TOKYO • The spreading coronavirus is showing the world what happens when Chinese consumers stay away. Shopping streets empty out, stores close and sellers of everything from sneakers to fancy handbags sound the alarms.
Across China, where the deadly outbreak emerged, shopping malls have been shuttered. In the cosmetics shops of Seoul, the glitzy department stores of Tokyo's Ginza district and the luxury boutiques of Paris, Chinese tourists are dwindling.
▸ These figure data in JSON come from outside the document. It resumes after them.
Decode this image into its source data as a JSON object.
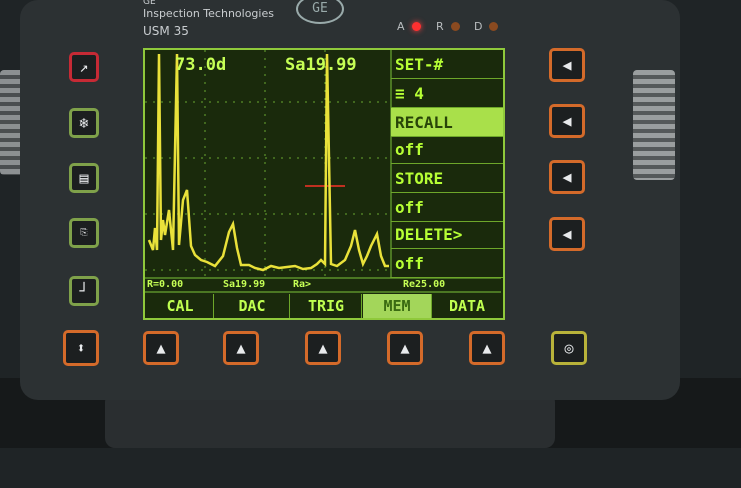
{
  "brand": {
    "company": "GE",
    "division": "Inspection Technologies",
    "model": "USM 35"
  },
  "leds": [
    "A",
    "R",
    "D"
  ],
  "screen": {
    "readout_left": "73.0d",
    "readout_right": "Sa19.99",
    "status_line": {
      "left": "R=0.00",
      "mid": "Sa19.99",
      "mid2": "Ra>",
      "right": "Re25.00"
    },
    "menu": {
      "title": "SET-#",
      "title_value": "4",
      "items": [
        {
          "label": "RECALL",
          "value": "off"
        },
        {
          "label": "STORE",
          "value": "off"
        },
        {
          "label": "DELETE>",
          "value": "off"
        }
      ]
    },
    "tabs": [
      "CAL",
      "DAC",
      "TRIG",
      "MEM",
      "DATA"
    ],
    "active_tab": "MEM",
    "waveform_color": "#e9e13a"
  },
  "colors": {
    "orange": "#d46a2a",
    "green_key": "#7fa14a",
    "red_key": "#c62a35",
    "screen_green": "#b7ff35"
  }
}
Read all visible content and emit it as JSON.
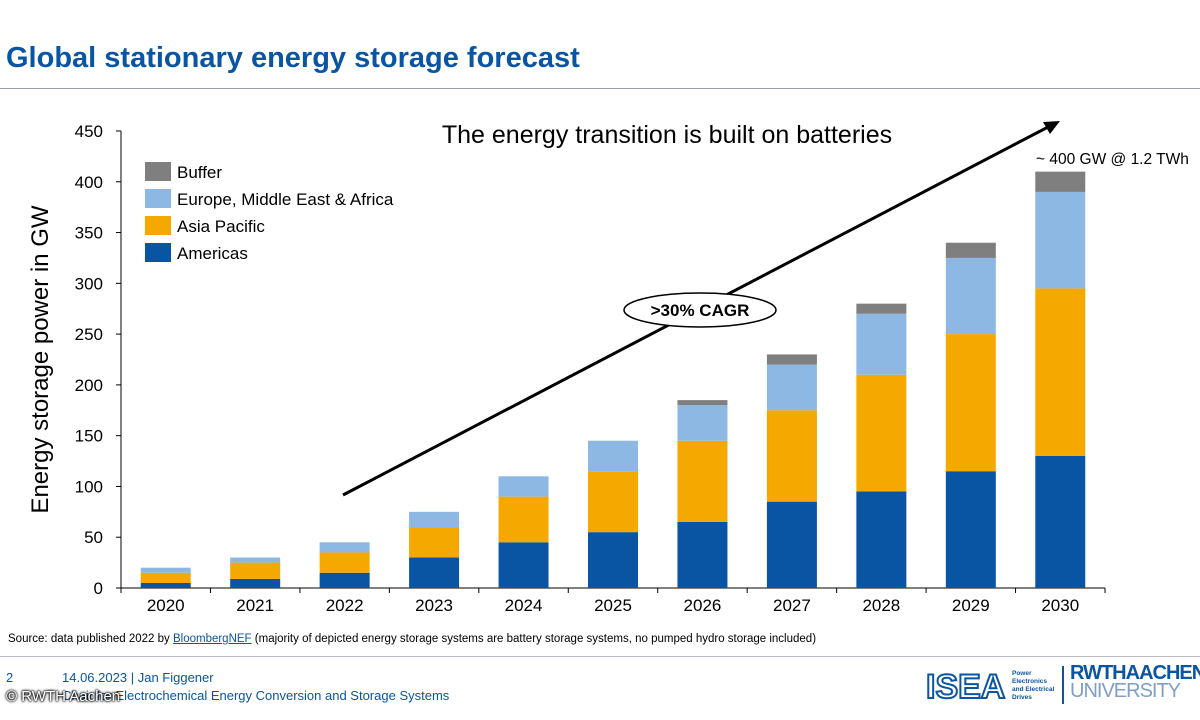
{
  "title": "Global stationary energy storage forecast",
  "chart_data": {
    "type": "bar",
    "stacked": true,
    "subtitle": "The energy transition is built on batteries",
    "ylabel": "Energy storage power in GW",
    "xlabel": "",
    "ylim": [
      0,
      450
    ],
    "yticks": [
      0,
      50,
      100,
      150,
      200,
      250,
      300,
      350,
      400,
      450
    ],
    "categories": [
      "2020",
      "2021",
      "2022",
      "2023",
      "2024",
      "2025",
      "2026",
      "2027",
      "2028",
      "2029",
      "2030"
    ],
    "series": [
      {
        "name": "Americas",
        "color": "#0a55a3",
        "values": [
          5,
          9,
          15,
          30,
          45,
          55,
          65,
          85,
          95,
          115,
          130
        ]
      },
      {
        "name": "Asia Pacific",
        "color": "#f5a800",
        "values": [
          10,
          16,
          20,
          30,
          45,
          60,
          80,
          90,
          115,
          135,
          165
        ]
      },
      {
        "name": "Europe, Middle East & Africa",
        "color": "#8db8e4",
        "values": [
          5,
          5,
          10,
          15,
          20,
          30,
          35,
          45,
          60,
          75,
          95
        ]
      },
      {
        "name": "Buffer",
        "color": "#7f7f7f",
        "values": [
          0,
          0,
          0,
          0,
          0,
          0,
          5,
          10,
          10,
          15,
          20
        ]
      }
    ],
    "legend": [
      "Buffer",
      "Europe, Middle East & Africa",
      "Asia Pacific",
      "Americas"
    ],
    "legend_position": "top-left",
    "annotations": {
      "cagr": ">30% CAGR",
      "end_prefix": "~",
      "end_value": "400",
      "end_suffix": "GW @ 1.2 TWh"
    }
  },
  "source": {
    "prefix": "Source: data published 2022 by",
    "link": "BloombergNEF",
    "suffix": "(majority of depicted energy storage systems are battery storage systems, no pumped hydro storage included)"
  },
  "footer": {
    "page": "2",
    "date": "14.06.2023",
    "separator": "|",
    "author": "Jan Figgener",
    "chair": "Chair for Electrochemical Energy Conversion and Storage Systems",
    "copyright": "© RWTH Aachen"
  },
  "logos": {
    "isea": "ISEA",
    "isea_lines": [
      "Power",
      "Electronics",
      "and Electrical",
      "Drives"
    ],
    "rwth_top": "RWTHAACHEN",
    "rwth_bottom": "UNIVERSITY"
  }
}
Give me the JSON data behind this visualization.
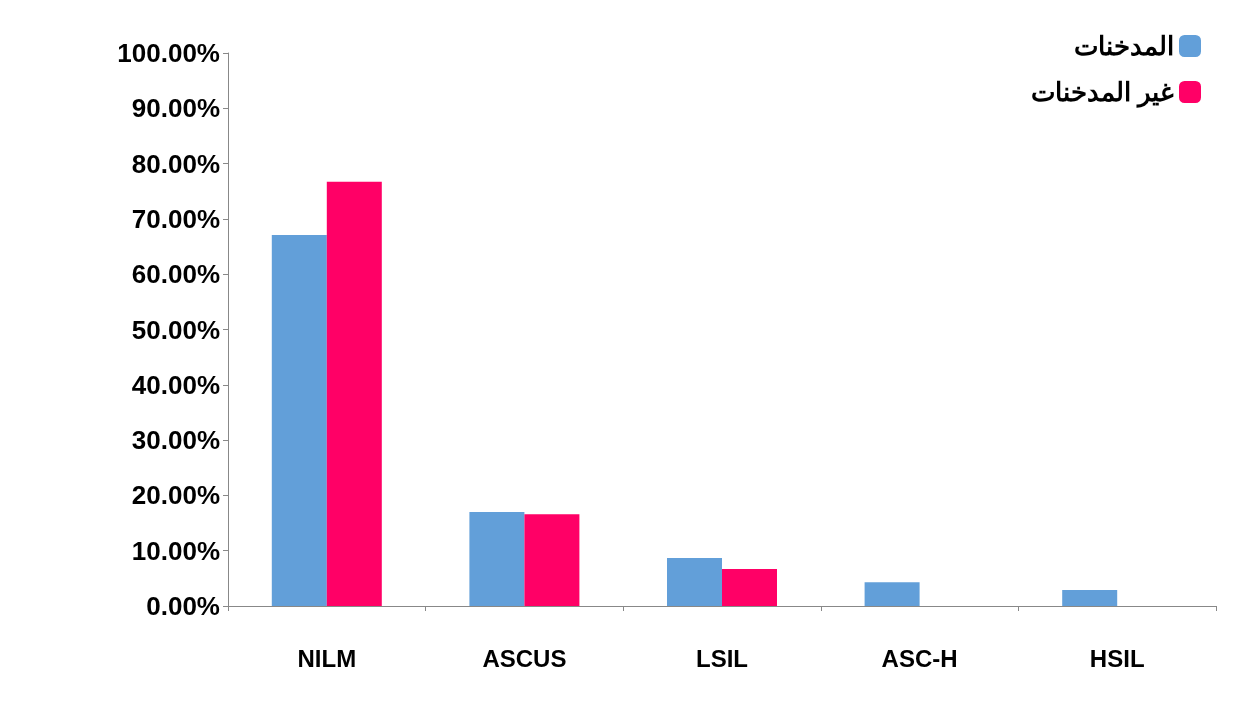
{
  "chart_data": {
    "type": "bar",
    "categories": [
      "NILM",
      "ASCUS",
      "LSIL",
      "ASC-H",
      "HSIL"
    ],
    "series": [
      {
        "name": "المدخنات",
        "color": "#629fd9",
        "values": [
          67.1,
          17,
          8.7,
          4.3,
          2.9
        ]
      },
      {
        "name": "غير المدخنات",
        "color": "#ff0066",
        "values": [
          76.7,
          16.6,
          6.7,
          0,
          0
        ]
      }
    ],
    "ylim": [
      0,
      100
    ],
    "yticks": [
      {
        "value": 0,
        "label": "0.00%"
      },
      {
        "value": 10,
        "label": "10.00%"
      },
      {
        "value": 20,
        "label": "20.00%"
      },
      {
        "value": 30,
        "label": "30.00%"
      },
      {
        "value": 40,
        "label": "40.00%"
      },
      {
        "value": 50,
        "label": "50.00%"
      },
      {
        "value": 60,
        "label": "60.00%"
      },
      {
        "value": 70,
        "label": "70.00%"
      },
      {
        "value": 80,
        "label": "80.00%"
      },
      {
        "value": 90,
        "label": "90.00%"
      },
      {
        "value": 100,
        "label": "100.00%"
      }
    ],
    "grid": false,
    "legend": "top right"
  }
}
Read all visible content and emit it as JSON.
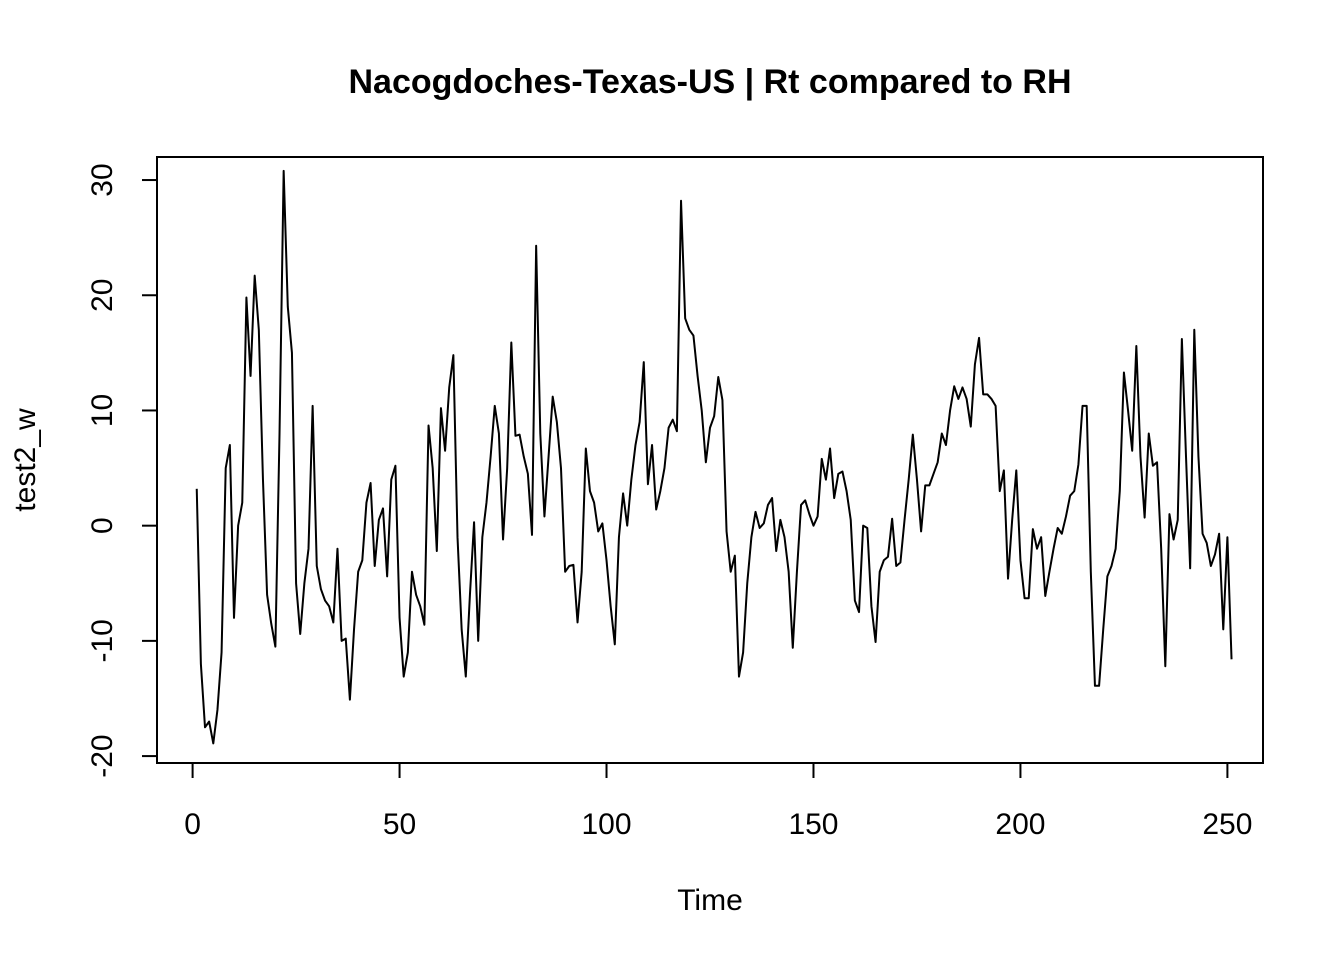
{
  "chart_data": {
    "type": "line",
    "title": "Nacogdoches-Texas-US | Rt compared to RH",
    "xlabel": "Time",
    "ylabel": "test2_w",
    "xlim": [
      -8.6,
      258.6
    ],
    "ylim": [
      -20.6,
      32.0
    ],
    "x_ticks": [
      0,
      50,
      100,
      150,
      200,
      250
    ],
    "x_tick_labels": [
      "0",
      "50",
      "100",
      "150",
      "200",
      "250"
    ],
    "y_ticks": [
      -20,
      -10,
      0,
      10,
      20,
      30
    ],
    "y_tick_labels": [
      "-20",
      "-10",
      "0",
      "10",
      "20",
      "30"
    ],
    "grid": false,
    "legend": "none",
    "line_color": "#000000",
    "x_start": 1,
    "x_step": 1,
    "values": [
      3.2,
      -12.0,
      -17.5,
      -17.0,
      -18.9,
      -16.0,
      -11.0,
      5.0,
      7.0,
      -8.0,
      0.0,
      2.0,
      19.8,
      13.0,
      21.7,
      17.0,
      4.0,
      -6.0,
      -8.5,
      -10.5,
      8.0,
      30.8,
      19.0,
      15.0,
      -5.0,
      -9.4,
      -5.0,
      -2.0,
      10.4,
      -3.5,
      -5.5,
      -6.5,
      -7.0,
      -8.4,
      -2.0,
      -10.0,
      -9.8,
      -15.1,
      -9.0,
      -4.0,
      -3.0,
      2.0,
      3.7,
      -3.5,
      0.5,
      1.5,
      -4.4,
      4.0,
      5.2,
      -8.0,
      -13.1,
      -11.0,
      -4.0,
      -6.0,
      -7.0,
      -8.6,
      8.7,
      5.0,
      -2.2,
      10.2,
      6.5,
      12.0,
      14.8,
      -1.0,
      -9.0,
      -13.1,
      -6.0,
      0.3,
      -10.0,
      -1.0,
      2.0,
      6.0,
      10.4,
      8.0,
      -1.2,
      5.0,
      15.9,
      7.8,
      7.9,
      6.0,
      4.5,
      -0.8,
      24.3,
      8.0,
      0.8,
      6.0,
      11.2,
      9.0,
      5.0,
      -4.0,
      -3.5,
      -3.4,
      -8.4,
      -4.0,
      6.7,
      3.0,
      2.0,
      -0.5,
      0.2,
      -3.0,
      -7.0,
      -10.3,
      -1.0,
      2.8,
      0.0,
      4.0,
      7.0,
      9.0,
      14.2,
      3.6,
      7.0,
      1.4,
      3.0,
      5.0,
      8.5,
      9.2,
      8.2,
      28.2,
      18.0,
      17.0,
      16.5,
      13.0,
      10.0,
      5.5,
      8.5,
      9.5,
      12.9,
      10.9,
      -0.5,
      -4.0,
      -2.6,
      -13.1,
      -11.0,
      -5.0,
      -1.0,
      1.2,
      -0.2,
      0.2,
      1.8,
      2.4,
      -2.2,
      0.5,
      -1.0,
      -4.0,
      -10.6,
      -4.0,
      1.8,
      2.2,
      1.0,
      0.0,
      0.8,
      5.8,
      4.0,
      6.7,
      2.4,
      4.5,
      4.7,
      3.0,
      0.5,
      -6.5,
      -7.5,
      0.0,
      -0.2,
      -7.0,
      -10.1,
      -4.0,
      -3.0,
      -2.7,
      0.6,
      -3.5,
      -3.2,
      0.5,
      4.0,
      7.9,
      4.0,
      -0.5,
      3.5,
      3.5,
      4.5,
      5.5,
      8.0,
      7.0,
      10.0,
      12.1,
      11.0,
      12.0,
      11.0,
      8.6,
      14.0,
      16.3,
      11.4,
      11.4,
      11.0,
      10.4,
      3.0,
      4.8,
      -4.6,
      0.5,
      4.8,
      -3.0,
      -6.3,
      -6.3,
      -0.3,
      -2.0,
      -1.0,
      -6.1,
      -4.0,
      -2.0,
      -0.2,
      -0.7,
      0.8,
      2.6,
      3.0,
      5.3,
      10.4,
      10.4,
      -4.0,
      -13.9,
      -13.9,
      -9.0,
      -4.4,
      -3.5,
      -2.0,
      3.0,
      13.3,
      10.0,
      6.5,
      15.6,
      6.0,
      0.7,
      8.0,
      5.2,
      5.5,
      -2.0,
      -12.2,
      1.0,
      -1.2,
      0.5,
      16.2,
      6.0,
      -3.7,
      17.0,
      6.0,
      -0.7,
      -1.5,
      -3.5,
      -2.5,
      -0.7,
      -9.0,
      -1.0,
      -11.6
    ]
  }
}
Taking the hit are companies ranging from US sportswear giant Nike to Japanese cosmetics maker Shiseido to British fashion brand Burberry. Exposure has come swiftly for the likes of Burberry, which generates 40 per cent of its sales from China's shoppers at home and abroad.
The trench-coat maker warned last Friday that the virus is wiping out as much as 80 per cent of sales at stores that remain open in China. More than one-third of its outlets there have been shuttered.
Shiseido said the outbreak cut China sales of four of its top brands by more than half during the Chinese New Year holidays.
Walt Disney said profit will shrink by US$135 million (S$187.6 million) if Shanghai Disneyland, which it shut as a precaution to limit the spread of the virus, remains closed for two months. The stakes are especially high for luxury goods companies like Burberry, LVMH and Kering, which have ridden a wave of Chinese demand.
Mass-market chains such as Starbucks and clothier Uniqlo have also pinned their hopes on the fast-growing market full of consumers eager to splash out on foreign brands.
Making matters worse for retailers, the virus has coincided with the Chinese New Year - one of the biggest travel and shopping seasons for the Chinese. Last year, shoppers spent one trillion yuan (S$198.5 billion) in the week-long period.
The luxury business also bounced back from previous illness outbreaks in China, including the severe acute respiratory syndrome virus in 2003. But its exposure to the country was much smaller then, and the government has responded more aggressively this time around, imposing quarantines around the virus epicentre of Wuhan and travel restrictions elsewhere.
Even consumers who are free to move about are reluctant to venture forth and risk catching the virus. The suspension of package-tour sales is keeping many Chinese from making the overseas trips that have traditionally fuelled growth in luxury spending.
Some businesses are shutting their doors now rather than risk the bad publicity that a virus outbreak in a store would bring. Others have scaled back marketing in China.
Broad-based consumer-goods companies may be better insulated than luxury labels, as shoppers keep buying staples like shampoo and skin cream while eschewing splurges on leather handbags.
Investors shrugged off L'Oreal's warning of a short-term sales hit, focusing instead on its better-than-expected sales growth in the most recent quarter. Japanese personal-care and cosmetics maker Kao boosted output after seeing an uptick in demand for disinfectant and bathroom cleaner.
Home-bound consumers can also keep shopping online, which will "definitely help" counteract the negative impact of the virus outbreak, L'Oreal's chief executive Jean-Paul Agon said.